Thursday, June 27, 2013

An Uneventful(?) Day at Xakanaxa

With adrenalin still pumping after our awesome day before, we set out in our Land Rover the next day with high hopes of more cats.  We had spent time in Toronto 'managing expectations' but it was hard to keep those expectations under control after our incredible luck. It turns out the 26 was a 'relatively' uneventful day.

There were some highlights, though.

We saw a small herd of tsessebe, a type of antelope we'd never heard of before.  It's the second fastest animal on earth, after cheetahs.  We also saw a lovely herd of kudu - this time nicely in the open.  Before this, we had really believed one guide who said there were two sides to every tree: the side facing you and the side the kudus were on!  

Other animals included wildebeest and bushbuck. We also saw many impala.  They are such a beautiful animal, but often get treated nonchalantly because they're so ubiquitous.  We saw one poor impala up in a tree!  Dragged there by a leopard whod killed it.  We stopped by the tree on the way in both in the morning and the afternoon but the leopard was never there.  

We saw an absolutely gigantic herd of Cape buffalo, numbering maybe 500.  Our guide Water said there had been no buffalo at all until this herd.  There were baboon and elephants, hippos and crocodiles, wildebeest, waterbuck and bushbuck.
 
For me the highlight was coming upon a small herd of zebra.  They just might be my favourite animal of all.  They were beautiful, their shiny coats glistening in the sun.

Then we came upon a large pond of water with all kinds of birds.  There were yellow-billed and saddle-billed stork, marabou stocks, greater egrets, watted crane (with wings folded back to look like a long tail) and pelicans.  There was a brief pas de deux as a crocodile swam into shallow water, approaching a group of storks.  They didn't look very worried, as the croc already had a fish in its mouth.  One bird in its direct path took a small step backwards, but other than that, the birds totally ignored the croc.  

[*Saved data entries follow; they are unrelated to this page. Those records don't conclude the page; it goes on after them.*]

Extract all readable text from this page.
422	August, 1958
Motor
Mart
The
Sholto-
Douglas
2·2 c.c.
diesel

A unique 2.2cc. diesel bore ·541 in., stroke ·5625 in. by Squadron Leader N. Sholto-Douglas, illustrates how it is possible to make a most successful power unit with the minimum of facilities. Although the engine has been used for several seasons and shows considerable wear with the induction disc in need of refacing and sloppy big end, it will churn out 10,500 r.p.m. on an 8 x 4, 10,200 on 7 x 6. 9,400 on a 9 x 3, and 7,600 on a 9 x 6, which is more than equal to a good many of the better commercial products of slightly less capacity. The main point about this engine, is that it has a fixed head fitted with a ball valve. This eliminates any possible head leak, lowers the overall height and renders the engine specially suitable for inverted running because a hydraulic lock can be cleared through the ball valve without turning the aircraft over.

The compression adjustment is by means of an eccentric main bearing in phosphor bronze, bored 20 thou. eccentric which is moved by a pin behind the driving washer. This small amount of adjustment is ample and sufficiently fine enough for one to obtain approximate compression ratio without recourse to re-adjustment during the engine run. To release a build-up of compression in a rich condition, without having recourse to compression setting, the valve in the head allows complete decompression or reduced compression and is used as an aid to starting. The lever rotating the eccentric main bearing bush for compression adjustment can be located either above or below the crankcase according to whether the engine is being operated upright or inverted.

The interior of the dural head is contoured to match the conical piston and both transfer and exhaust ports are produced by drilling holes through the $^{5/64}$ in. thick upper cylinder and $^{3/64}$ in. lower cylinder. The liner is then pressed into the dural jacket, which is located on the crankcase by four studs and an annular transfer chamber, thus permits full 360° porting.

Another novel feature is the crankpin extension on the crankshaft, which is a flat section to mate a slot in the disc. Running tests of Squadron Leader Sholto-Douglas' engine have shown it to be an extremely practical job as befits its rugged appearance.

When we arrived, there were just two pelicans among the other birds.  Then they started flying in from another pond.  They came and they came and they came.  They flew in single file and did a sharp U-turn to land.  As they turned their white wings glinted in the sun against the beautiful blue sky.      Spectacularly beautiful.  Soon there were so many, we couldn't figure out how they could fit on the shore.  

As I look back on this message, I realize just how eventful this day had been.  Later in the airport, I heard a woman talking about their two days and all the things they hadn't seen.  It read like the list above.